In such a low-margin industry, there is a limit to the amount of debt retailers can take on, especially as recovering costs can be a very slow process. Ofwat has signalled that this issue could be addressed as early as this year, with a mechanism for recovering bad debt to be established during 2021/22. 

The market needs simple solutions to better serve the end user, and we were perfectly placed to develop those solutions.
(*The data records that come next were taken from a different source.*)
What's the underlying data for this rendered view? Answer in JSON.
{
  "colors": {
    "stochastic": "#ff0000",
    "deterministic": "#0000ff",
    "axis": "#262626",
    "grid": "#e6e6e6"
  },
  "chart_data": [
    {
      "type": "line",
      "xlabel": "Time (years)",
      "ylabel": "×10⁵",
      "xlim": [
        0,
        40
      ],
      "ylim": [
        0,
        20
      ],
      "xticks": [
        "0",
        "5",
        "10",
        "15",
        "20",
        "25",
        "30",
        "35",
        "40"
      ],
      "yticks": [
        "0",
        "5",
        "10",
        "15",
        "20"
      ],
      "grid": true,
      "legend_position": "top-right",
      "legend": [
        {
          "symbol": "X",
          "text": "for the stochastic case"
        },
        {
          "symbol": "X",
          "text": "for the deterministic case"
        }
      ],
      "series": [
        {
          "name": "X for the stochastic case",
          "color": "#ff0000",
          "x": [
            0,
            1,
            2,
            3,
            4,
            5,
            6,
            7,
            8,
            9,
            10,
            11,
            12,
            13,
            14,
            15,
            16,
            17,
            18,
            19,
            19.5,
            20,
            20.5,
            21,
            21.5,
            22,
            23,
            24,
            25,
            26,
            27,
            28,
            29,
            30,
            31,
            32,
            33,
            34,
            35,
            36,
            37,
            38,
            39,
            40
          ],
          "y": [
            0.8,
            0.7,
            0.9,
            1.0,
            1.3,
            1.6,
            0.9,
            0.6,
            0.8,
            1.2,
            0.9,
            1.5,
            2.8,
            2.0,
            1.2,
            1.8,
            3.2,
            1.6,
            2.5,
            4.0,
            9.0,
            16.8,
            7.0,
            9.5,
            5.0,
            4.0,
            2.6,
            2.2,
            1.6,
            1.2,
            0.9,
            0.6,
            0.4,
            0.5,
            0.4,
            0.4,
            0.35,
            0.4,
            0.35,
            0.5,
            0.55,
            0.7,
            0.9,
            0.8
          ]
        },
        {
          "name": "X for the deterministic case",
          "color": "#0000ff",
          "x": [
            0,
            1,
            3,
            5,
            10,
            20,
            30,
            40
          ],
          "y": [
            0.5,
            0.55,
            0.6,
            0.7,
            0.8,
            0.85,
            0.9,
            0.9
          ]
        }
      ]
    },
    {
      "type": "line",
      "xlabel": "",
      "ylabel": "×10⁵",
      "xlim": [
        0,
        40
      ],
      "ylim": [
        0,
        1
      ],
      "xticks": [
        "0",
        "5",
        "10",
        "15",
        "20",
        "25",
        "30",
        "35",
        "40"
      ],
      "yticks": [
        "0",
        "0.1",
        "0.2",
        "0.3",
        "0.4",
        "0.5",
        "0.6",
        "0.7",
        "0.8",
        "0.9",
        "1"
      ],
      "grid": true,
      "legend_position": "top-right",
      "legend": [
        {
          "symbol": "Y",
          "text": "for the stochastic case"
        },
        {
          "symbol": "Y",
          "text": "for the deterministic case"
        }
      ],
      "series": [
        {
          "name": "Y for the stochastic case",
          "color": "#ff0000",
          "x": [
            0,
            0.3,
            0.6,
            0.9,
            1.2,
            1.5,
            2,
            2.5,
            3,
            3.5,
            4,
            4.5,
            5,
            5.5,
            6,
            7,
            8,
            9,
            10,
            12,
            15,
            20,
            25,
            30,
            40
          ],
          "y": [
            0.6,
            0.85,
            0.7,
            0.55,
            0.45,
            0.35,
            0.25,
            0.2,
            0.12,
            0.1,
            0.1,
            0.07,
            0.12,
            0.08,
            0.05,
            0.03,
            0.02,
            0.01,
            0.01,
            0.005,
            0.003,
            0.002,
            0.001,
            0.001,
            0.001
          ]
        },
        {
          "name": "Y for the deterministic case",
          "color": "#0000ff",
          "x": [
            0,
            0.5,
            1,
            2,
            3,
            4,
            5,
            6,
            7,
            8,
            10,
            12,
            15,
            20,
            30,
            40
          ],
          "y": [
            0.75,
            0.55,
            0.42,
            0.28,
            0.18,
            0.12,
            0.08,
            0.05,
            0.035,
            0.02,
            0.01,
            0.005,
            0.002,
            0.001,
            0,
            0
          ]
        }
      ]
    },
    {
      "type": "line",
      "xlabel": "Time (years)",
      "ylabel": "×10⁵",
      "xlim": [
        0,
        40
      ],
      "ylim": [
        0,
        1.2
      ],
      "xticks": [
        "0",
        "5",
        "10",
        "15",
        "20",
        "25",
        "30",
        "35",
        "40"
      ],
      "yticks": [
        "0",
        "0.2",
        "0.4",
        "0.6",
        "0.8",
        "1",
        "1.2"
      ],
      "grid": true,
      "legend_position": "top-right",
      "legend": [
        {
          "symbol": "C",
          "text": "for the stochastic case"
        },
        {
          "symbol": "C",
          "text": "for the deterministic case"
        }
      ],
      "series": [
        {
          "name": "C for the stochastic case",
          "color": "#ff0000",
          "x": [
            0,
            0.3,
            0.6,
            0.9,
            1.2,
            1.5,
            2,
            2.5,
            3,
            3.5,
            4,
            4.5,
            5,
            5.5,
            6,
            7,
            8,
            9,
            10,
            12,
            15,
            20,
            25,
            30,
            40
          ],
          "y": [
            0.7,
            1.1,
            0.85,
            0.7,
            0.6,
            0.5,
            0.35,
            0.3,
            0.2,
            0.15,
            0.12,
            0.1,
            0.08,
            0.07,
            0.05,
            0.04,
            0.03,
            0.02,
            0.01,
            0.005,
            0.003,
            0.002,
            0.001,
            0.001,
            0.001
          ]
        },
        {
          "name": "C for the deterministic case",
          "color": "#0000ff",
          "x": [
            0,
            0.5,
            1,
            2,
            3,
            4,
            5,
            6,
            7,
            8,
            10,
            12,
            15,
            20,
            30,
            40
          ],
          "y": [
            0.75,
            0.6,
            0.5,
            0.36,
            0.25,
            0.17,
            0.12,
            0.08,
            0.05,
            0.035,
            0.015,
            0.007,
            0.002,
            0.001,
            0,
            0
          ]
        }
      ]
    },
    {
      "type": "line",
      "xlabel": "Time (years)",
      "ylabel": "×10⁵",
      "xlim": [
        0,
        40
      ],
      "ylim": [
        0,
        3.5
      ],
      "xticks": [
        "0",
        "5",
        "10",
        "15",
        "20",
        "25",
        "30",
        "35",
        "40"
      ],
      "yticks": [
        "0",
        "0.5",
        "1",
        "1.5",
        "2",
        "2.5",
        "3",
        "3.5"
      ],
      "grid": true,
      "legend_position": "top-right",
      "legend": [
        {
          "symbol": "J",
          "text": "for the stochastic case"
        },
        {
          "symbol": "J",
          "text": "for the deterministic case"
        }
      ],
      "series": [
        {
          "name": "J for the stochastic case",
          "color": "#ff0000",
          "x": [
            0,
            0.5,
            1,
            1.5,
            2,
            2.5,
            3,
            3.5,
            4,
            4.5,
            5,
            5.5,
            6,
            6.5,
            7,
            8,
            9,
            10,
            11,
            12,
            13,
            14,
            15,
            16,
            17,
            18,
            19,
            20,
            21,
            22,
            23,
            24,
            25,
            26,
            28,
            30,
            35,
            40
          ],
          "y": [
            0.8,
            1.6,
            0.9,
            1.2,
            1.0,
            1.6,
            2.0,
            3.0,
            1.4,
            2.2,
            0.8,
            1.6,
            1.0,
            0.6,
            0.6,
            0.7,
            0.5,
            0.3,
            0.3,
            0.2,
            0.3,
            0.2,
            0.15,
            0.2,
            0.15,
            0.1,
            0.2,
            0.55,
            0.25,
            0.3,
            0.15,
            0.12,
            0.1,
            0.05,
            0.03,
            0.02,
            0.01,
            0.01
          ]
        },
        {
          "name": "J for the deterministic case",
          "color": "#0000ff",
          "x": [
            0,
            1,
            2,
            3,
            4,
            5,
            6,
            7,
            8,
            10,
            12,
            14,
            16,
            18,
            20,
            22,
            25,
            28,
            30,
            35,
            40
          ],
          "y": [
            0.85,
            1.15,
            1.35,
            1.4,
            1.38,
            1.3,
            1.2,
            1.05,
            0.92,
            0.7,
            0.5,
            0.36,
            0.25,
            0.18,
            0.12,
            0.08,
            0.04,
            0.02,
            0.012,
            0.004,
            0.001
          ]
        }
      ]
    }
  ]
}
At Everflow, our software is designed for the water retail market, by the water retail market.

As well as simple billing, clear-to-understand workflows, and a revenue assurance system to allow retailers to quickly compare market charges, Everflow has also introduced a complete debt solution, allowing missed payment dates to drive late payment charges and escalations automatically.

Retailers are able to design and put out their own bill and quotes, tailoring customer journey and overall experience – whatever the circumstances.

What does the future hold?

Automation is key to any industry; we’re heading into an age of driverless cars and smart homes, and this drive for tech will filter through to our industry, and we need to catch up. 

The Internet of Things – a network of physical objects connected to each other – means human error (and effort) can effectively be removed from many everyday tasks, which goes for meter readings too. However, in the 21st century, the water market is still not leveraging previously emerged technology in the form of smart meters to provide accurate billing. 

Consumers are also becoming more empowered, both to ask for information and change their preferences if they don’t like what they learn. Retailers need to be armed with this information, not next week, not tomorrow, but now – and, at Everflow Tech, we’re putting that information at their fingertips.

But the retailers themselves need to speak up too, and we will always work with them to get the best ideas on what needs to be developed and when.

Our strong bond with Everflow Water, along with other key customers, means we have a direct interest in making sure our systems serve the water market in the best way they can. 

For us, the goal is to make sure retailers on our platform can grow as much as possible, leaving behind laborious daily processes to focus on their own strategic growth and, most importantly, helping their customers.